Reputation: 159
I would like to identify the case by groups that is just bigger that avg plus sd. For example, using species as group and petal.wid as my variable in the iris data.
What's the better way to doit? creating a function?
I made this, but I can not make a relation to to orginal data for identifiying the case.
data(iris)
library(plyr)
petal.wid.avg <- ddply(iris, .(Species), function(df)

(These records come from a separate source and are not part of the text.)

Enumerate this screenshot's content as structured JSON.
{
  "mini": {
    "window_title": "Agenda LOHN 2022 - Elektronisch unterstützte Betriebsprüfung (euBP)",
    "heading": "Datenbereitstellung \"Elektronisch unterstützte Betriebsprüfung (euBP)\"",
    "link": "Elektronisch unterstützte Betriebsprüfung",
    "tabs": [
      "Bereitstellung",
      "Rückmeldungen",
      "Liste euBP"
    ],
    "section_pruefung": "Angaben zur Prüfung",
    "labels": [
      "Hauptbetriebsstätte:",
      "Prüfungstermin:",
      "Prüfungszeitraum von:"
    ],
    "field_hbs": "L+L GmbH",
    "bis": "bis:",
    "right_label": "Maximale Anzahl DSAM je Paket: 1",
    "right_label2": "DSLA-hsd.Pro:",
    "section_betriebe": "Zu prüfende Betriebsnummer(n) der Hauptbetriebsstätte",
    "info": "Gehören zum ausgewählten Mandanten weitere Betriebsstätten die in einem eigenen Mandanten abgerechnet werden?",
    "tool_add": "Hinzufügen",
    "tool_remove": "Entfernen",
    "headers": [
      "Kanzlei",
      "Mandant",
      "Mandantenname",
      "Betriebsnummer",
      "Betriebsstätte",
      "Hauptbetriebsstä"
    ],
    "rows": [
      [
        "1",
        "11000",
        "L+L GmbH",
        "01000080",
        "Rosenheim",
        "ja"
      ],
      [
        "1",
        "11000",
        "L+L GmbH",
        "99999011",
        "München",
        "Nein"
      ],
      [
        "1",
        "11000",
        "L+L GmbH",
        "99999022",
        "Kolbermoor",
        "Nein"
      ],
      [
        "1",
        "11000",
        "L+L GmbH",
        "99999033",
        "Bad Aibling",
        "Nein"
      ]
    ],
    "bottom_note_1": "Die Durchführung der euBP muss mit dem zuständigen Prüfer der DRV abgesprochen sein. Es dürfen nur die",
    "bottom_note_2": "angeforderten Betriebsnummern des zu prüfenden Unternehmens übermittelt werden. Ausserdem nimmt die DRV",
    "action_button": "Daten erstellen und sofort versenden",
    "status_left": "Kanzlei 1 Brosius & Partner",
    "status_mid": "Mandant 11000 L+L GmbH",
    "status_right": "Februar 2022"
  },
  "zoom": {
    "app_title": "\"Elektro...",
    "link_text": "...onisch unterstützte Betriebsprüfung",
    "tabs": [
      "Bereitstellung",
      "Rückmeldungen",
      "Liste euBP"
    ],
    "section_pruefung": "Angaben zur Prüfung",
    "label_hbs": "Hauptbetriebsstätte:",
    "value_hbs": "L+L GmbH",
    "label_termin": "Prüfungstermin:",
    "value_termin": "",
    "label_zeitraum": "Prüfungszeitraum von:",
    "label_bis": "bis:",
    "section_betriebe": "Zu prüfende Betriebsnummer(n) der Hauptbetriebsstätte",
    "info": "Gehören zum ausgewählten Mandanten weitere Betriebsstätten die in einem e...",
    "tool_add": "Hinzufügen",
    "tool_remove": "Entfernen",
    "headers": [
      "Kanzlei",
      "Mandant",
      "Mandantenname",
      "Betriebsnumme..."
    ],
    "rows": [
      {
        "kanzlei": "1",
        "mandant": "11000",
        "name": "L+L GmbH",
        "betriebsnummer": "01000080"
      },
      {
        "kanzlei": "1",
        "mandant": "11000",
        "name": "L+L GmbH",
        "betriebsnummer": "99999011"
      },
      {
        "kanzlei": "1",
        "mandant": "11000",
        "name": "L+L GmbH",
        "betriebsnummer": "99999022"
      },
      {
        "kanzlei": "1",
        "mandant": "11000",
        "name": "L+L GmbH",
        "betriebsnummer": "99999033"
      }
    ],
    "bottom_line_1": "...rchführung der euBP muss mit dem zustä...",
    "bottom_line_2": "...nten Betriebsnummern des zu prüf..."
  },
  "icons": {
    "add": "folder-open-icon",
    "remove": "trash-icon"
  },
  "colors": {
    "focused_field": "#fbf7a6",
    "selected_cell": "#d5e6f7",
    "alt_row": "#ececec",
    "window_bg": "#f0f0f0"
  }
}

return(c(petal.wid.avg=mean(df$Petal.Width), petal.wid.sd=sd(df$Petal.Width)))
)
petal.wid.avg$avgsd <- petal.wid.avg$petal.wid.avg + petal.wid.avg$petal.wid.sd
petal.wid.avg
Upvotes: 1
Views: 95
Reputation: 121127
There are many ways of doing this, but the ave
function is perhaps the easiest.
iris$big <- with(iris,
ave(Petal.Width, Species, FUN = function(x) x > mean(x) + sd(x))
)
Here's the plyr
solution:
iris <- ddply(
datasets::iris,
.(Species),
transform,
big = Petal.Width > mean(Petal.Width) + sd(Petal.Width)
)
Baed on the comments, here's the rest of the solution.
iris <- subset(iris, big)
iris <- ddply(
iris,
.(Species),
transform,
smallest = Petal.Width == min(Petal.Width)
)
(iris <- subset(iris, smallest))
Note that where you have ties (as in this dataset), you won't get a unique "just bigger" row.
Upvotes: 4